Aufteilung des Kinderfreibetrags auf beide Elternteile – geht das?

Eltern erhalten derzeit für jedes Kind einen Kinderfreibetrag in Höhe von 6024 Euro. Dieser Freibetrag soll das Existenzminimum des Kindes bei der Besteuerung der Eltern berücksichtigen und wird in Form einer Ziffer auf der Lohnsteuerkarte eingetragen.
Diese Ziffer entspricht der Anzahl der Kinder, die steuerlich berücksichtigt werden können. Sind beide Elternteile miteinander verheiratet oder leben in einer Lebensgemeinschaft, findet man den Eintrag des Kinderfreibetrages meist auf der Lohnsteuerkarte eines Elternteils. Es ist aber auch möglich, den Betrag zu halbieren. Dies kann geschehen, wenn ein jeweils halber Kinderfreibetrag sich für ein Elternteil als steuerlich günstiger erweist.
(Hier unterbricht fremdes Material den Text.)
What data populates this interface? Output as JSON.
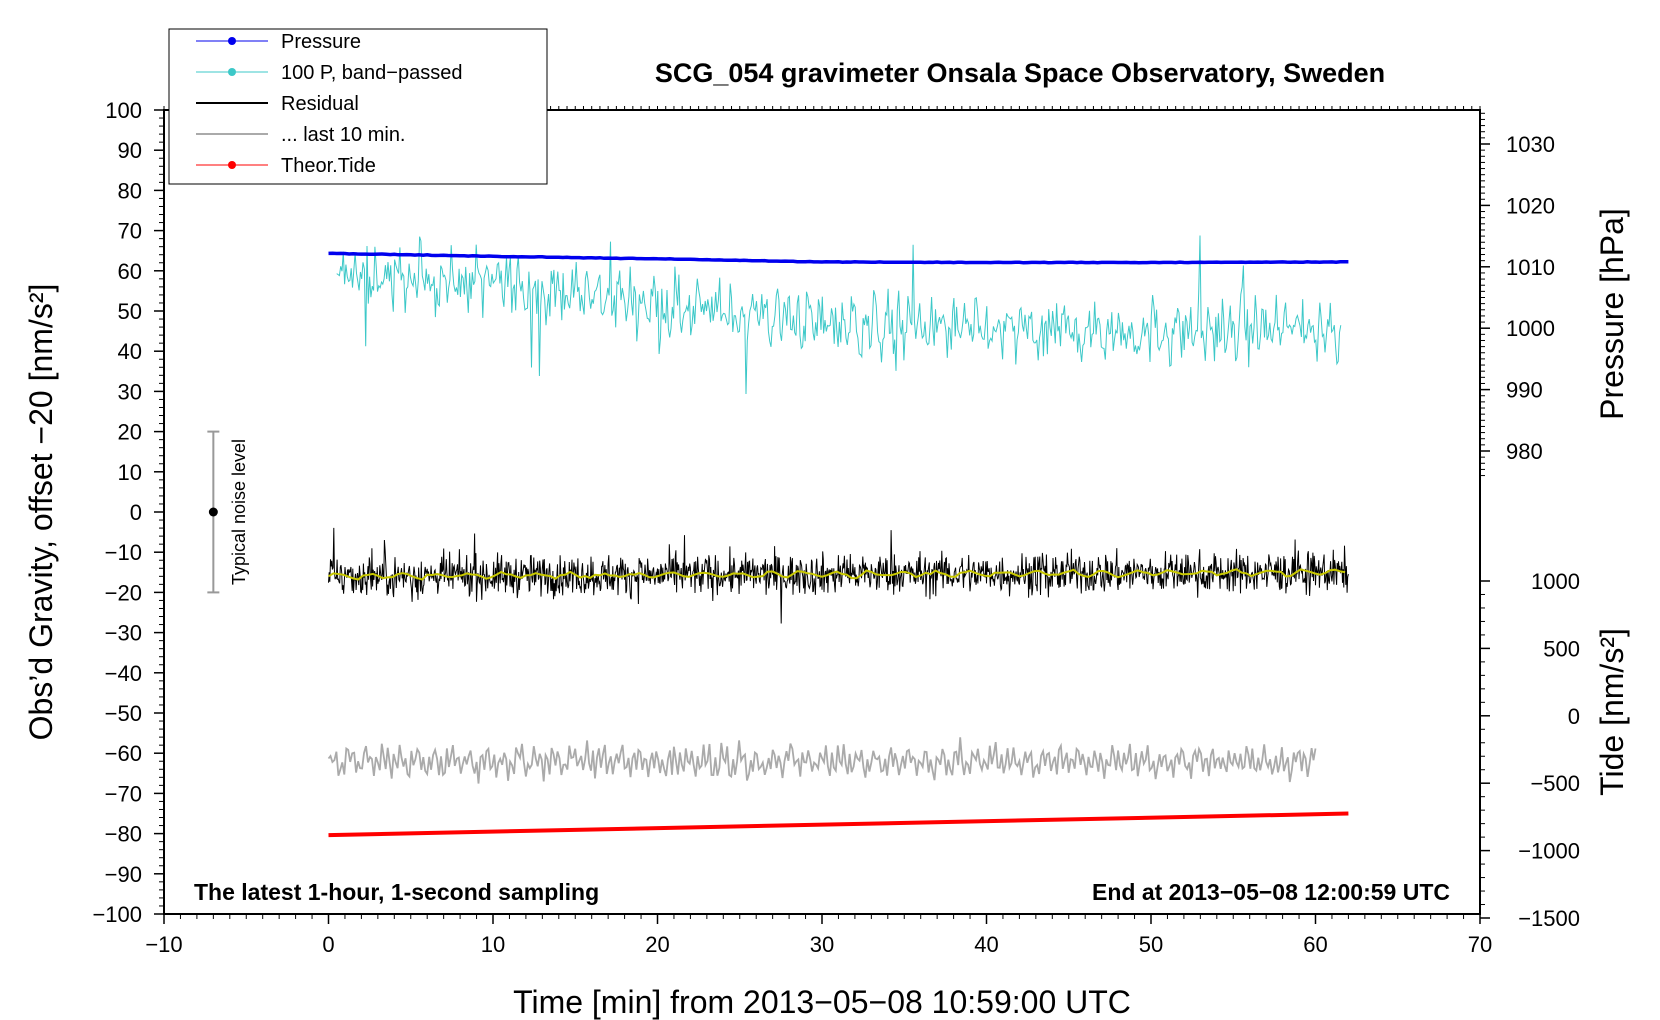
{
  "chart_data": {
    "type": "line",
    "title": "SCG_054 gravimeter Onsala Space Observatory, Sweden",
    "xlabel": "Time [min] from 2013−05−08 10:59:00 UTC",
    "ylabel": "Obs’d Gravity, offset −20 [nm/s²]",
    "xlim": [
      -10,
      70
    ],
    "ylim": [
      -100,
      100
    ],
    "xticks": [
      "−10",
      "0",
      "10",
      "20",
      "30",
      "40",
      "50",
      "60",
      "70"
    ],
    "yticks": [
      "100",
      "90",
      "80",
      "70",
      "60",
      "50",
      "40",
      "30",
      "20",
      "10",
      "0",
      "−10",
      "−20",
      "−30",
      "−40",
      "−50",
      "−60",
      "−70",
      "−80",
      "−90",
      "−100"
    ],
    "right_axis_pressure": {
      "label": "Pressure [hPa]",
      "ticks": [
        "1030",
        "1020",
        "1010",
        "1000",
        "990",
        "980"
      ],
      "tick_values": [
        1030,
        1020,
        1010,
        1000,
        990,
        980
      ]
    },
    "right_axis_tide": {
      "label": "Tide [nm/s²]",
      "ticks": [
        "1000",
        "500",
        "0",
        "−500",
        "−1000",
        "−1500"
      ],
      "tick_values": [
        1000,
        500,
        0,
        -500,
        -1000,
        -1500
      ]
    },
    "left_annotation": "The latest 1-hour, 1-second sampling",
    "right_annotation": "End at 2013−05−08 12:00:59 UTC",
    "noise_label": "Typical noise level",
    "noise_bar": {
      "x": -7,
      "center": 0,
      "half_range": 20
    },
    "legend": {
      "position": "top-left",
      "entries": [
        "Pressure",
        "100 P, band−passed",
        "Residual",
        "... last 10 min.",
        "Theor.Tide"
      ]
    },
    "colors": {
      "pressure": "#0000ee",
      "band_passed": "#3cc8c8",
      "residual": "#000000",
      "residual_smooth": "#c8c800",
      "last_10_min": "#aaaaaa",
      "tide": "#ff0000"
    },
    "series": [
      {
        "name": "Pressure",
        "axis": "pressure_hPa",
        "x": [
          0,
          10,
          20,
          30,
          40,
          50,
          62
        ],
        "values": [
          1012.2,
          1011.7,
          1011.3,
          1010.8,
          1010.7,
          1010.7,
          1010.8
        ]
      },
      {
        "name": "100 P, band−passed",
        "x": [
          0,
          10,
          20,
          30,
          40,
          50,
          62
        ],
        "values": [
          59,
          57,
          52,
          47,
          45,
          45,
          46
        ],
        "noise_amplitude": 8
      },
      {
        "name": "Residual",
        "x": [
          0,
          62
        ],
        "values": [
          -16,
          -15
        ],
        "noise_amplitude": 4
      },
      {
        "name": "... last 10 min.",
        "x": [
          0,
          60
        ],
        "values": [
          -62,
          -62
        ],
        "noise_amplitude": 4
      },
      {
        "name": "Theor.Tide",
        "axis": "tide_nm_s2",
        "x": [
          0,
          62
        ],
        "values": [
          -885,
          -725
        ]
      }
    ]
  }
}
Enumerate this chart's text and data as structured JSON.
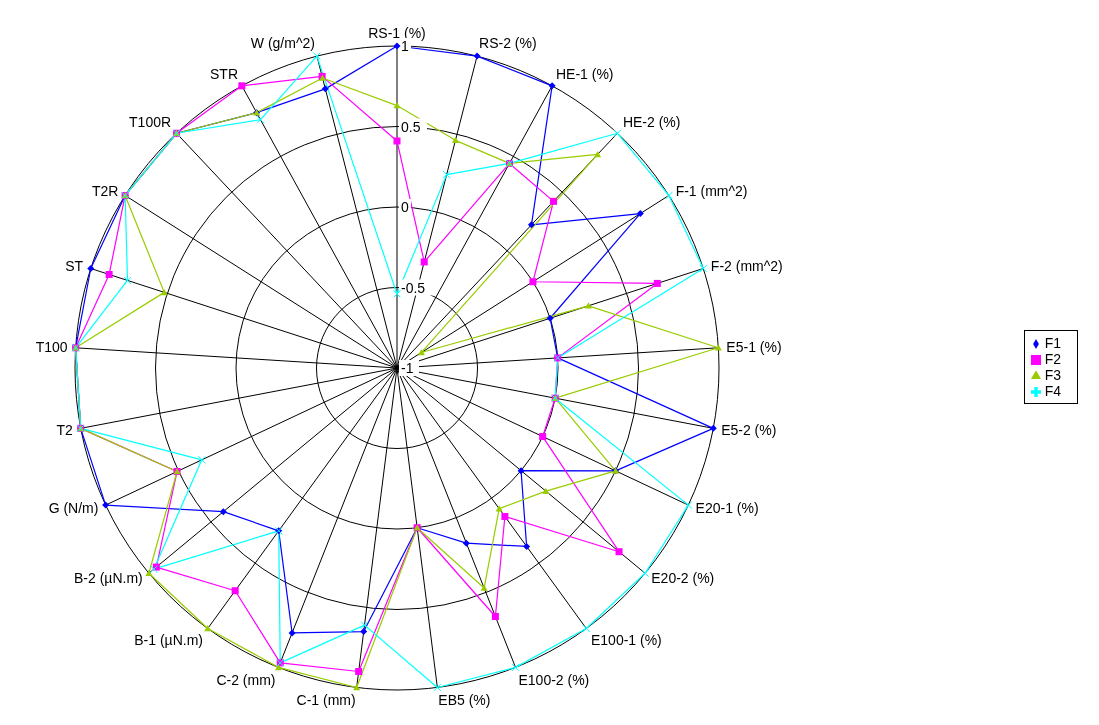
{
  "chart_data": {
    "type": "radar",
    "categories": [
      "RS-1 (%)",
      "RS-2 (%)",
      "HE-1 (%)",
      "HE-2 (%)",
      "F-1 (mm^2)",
      "F-2 (mm^2)",
      "E5-1 (%)",
      "E5-2 (%)",
      "E20-1 (%)",
      "E20-2 (%)",
      "E100-1 (%)",
      "E100-2 (%)",
      "EB5 (%)",
      "C-1 (mm)",
      "C-2 (mm)",
      "B-1 (µN.m)",
      "B-2 (µN.m)",
      "G (N/m)",
      "T2",
      "T100",
      "ST",
      "T2R",
      "T100R",
      "STR",
      "W (g/m^2)"
    ],
    "series": [
      {
        "name": "F1",
        "color": "#0000ff",
        "marker": "diamond",
        "values": [
          1,
          1,
          1,
          0.22,
          0.79,
          0,
          0,
          1,
          0.5,
          0,
          0.37,
          0.17,
          0,
          0.65,
          0.77,
          0.25,
          0.4,
          1,
          1,
          1,
          1,
          1,
          1,
          0.81,
          0.79
        ]
      },
      {
        "name": "F2",
        "color": "#ff00ff",
        "marker": "square",
        "values": [
          0.41,
          -0.32,
          0.45,
          0.42,
          0,
          0.7,
          0,
          0,
          0,
          0.79,
          0.14,
          0.66,
          0,
          0.9,
          0.97,
          0.71,
          0.94,
          0.51,
          1,
          1,
          0.88,
          1,
          1,
          1,
          0.87
        ]
      },
      {
        "name": "F3",
        "color": "#99cc00",
        "marker": "triangle",
        "values": [
          0.63,
          0.46,
          0.45,
          0.82,
          -0.82,
          0.25,
          1,
          0,
          0.5,
          0.2,
          0.08,
          0.47,
          0,
          1,
          1,
          1,
          1,
          0.51,
          1,
          1,
          0.52,
          1,
          1,
          0.81,
          0.86
        ]
      },
      {
        "name": "F4",
        "color": "#00ffff",
        "marker": "cross",
        "values": [
          -0.54,
          0.24,
          0.45,
          1,
          1,
          1,
          0,
          0,
          1,
          1,
          1,
          1,
          1,
          0.61,
          0.97,
          0.25,
          0.96,
          0.34,
          1,
          1,
          0.76,
          1,
          1,
          0.76,
          1
        ]
      }
    ],
    "ylim": [
      -1,
      1
    ],
    "yticks": [
      -1,
      -0.5,
      0,
      0.5,
      1
    ],
    "grid": true,
    "legend": "right"
  }
}
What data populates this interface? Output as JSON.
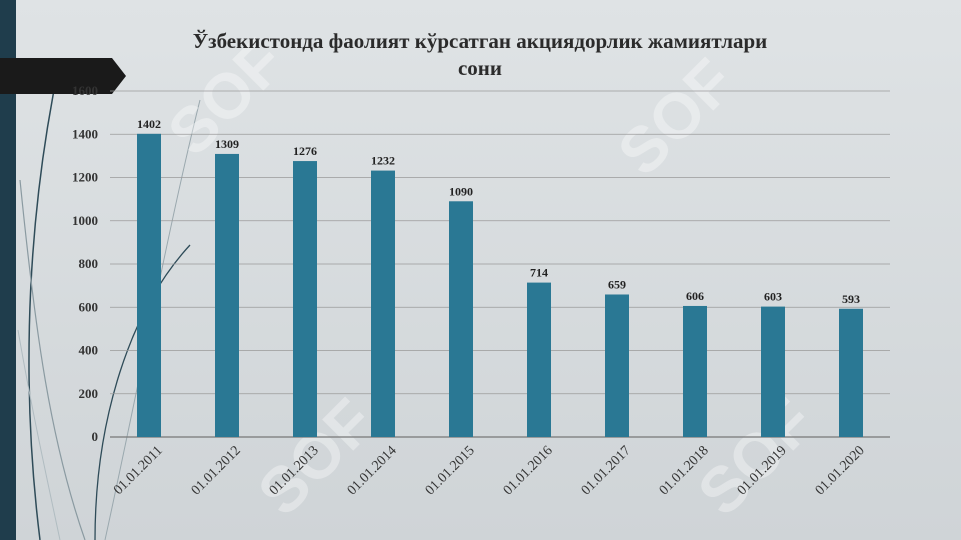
{
  "slide": {
    "title_line1": "Ўзбекистонда фаолият кўрсатган акциядорлик жамиятлари",
    "title_line2": "сони",
    "watermark": "SOF",
    "colors": {
      "bar": "#2a7894",
      "sidebar": "#1f3d4c",
      "tab": "#1a1a1a"
    }
  },
  "chart_data": {
    "type": "bar",
    "title": "Ўзбекистонда фаолият кўрсатган акциядорлик жамиятлари сони",
    "categories": [
      "01.01.2011",
      "01.01.2012",
      "01.01.2013",
      "01.01.2014",
      "01.01.2015",
      "01.01.2016",
      "01.01.2017",
      "01.01.2018",
      "01.01.2019",
      "01.01.2020"
    ],
    "values": [
      1402,
      1309,
      1276,
      1232,
      1090,
      714,
      659,
      606,
      603,
      593
    ],
    "yticks": [
      0,
      200,
      400,
      600,
      800,
      1000,
      1200,
      1400,
      1600
    ],
    "ylim": [
      0,
      1600
    ],
    "xlabel": "",
    "ylabel": "",
    "grid": true,
    "legend": "none",
    "data_labels": true
  }
}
Kinderfreibetrag aufteilen ist möglich

Bei Scheidung oder Trennung steht jedem Elternteil in der Regel ein halber Kinderfreibetrag zu. Es ist jedoch auch hier eine flexible Aufteilung möglich. Ist beispielsweise die Mutter nicht berufstätig und wird deren Lebensunterhalt vom Ex-Ehemann bestritten, ergibt es Sinn, diesem den gesamten Kinderfreibetrag eintragen zu lassen. Sobald sie wieder berufstätig ist, kann sie diese Änderung rückgängig machen und sich den halben Kinderfreibetrag zurück holen. Ebenso ist es möglich, den eigenen halben Freibetrag auf einen neuen Partner zu übertragen. Diese sehr flexible Aufteilung des Kinderfreibetrages macht es möglich, jeweils die günstigste steuerliche Variante für die Familie auszuwählen und zu beantragen. Für den Antrag ist das Finanzamt die richtige Adresse, in manchen Orten hat auch das Bürgerbüro eine entsprechende Abteilung mit Sprechzeiten. Benötigte Unterlagen sind in den meisten Fällen die Lohnsteuerkarte, der Personalausweis und die Vollmacht des Elternteils, der seinen halben Kinderfreibetrag abtritt.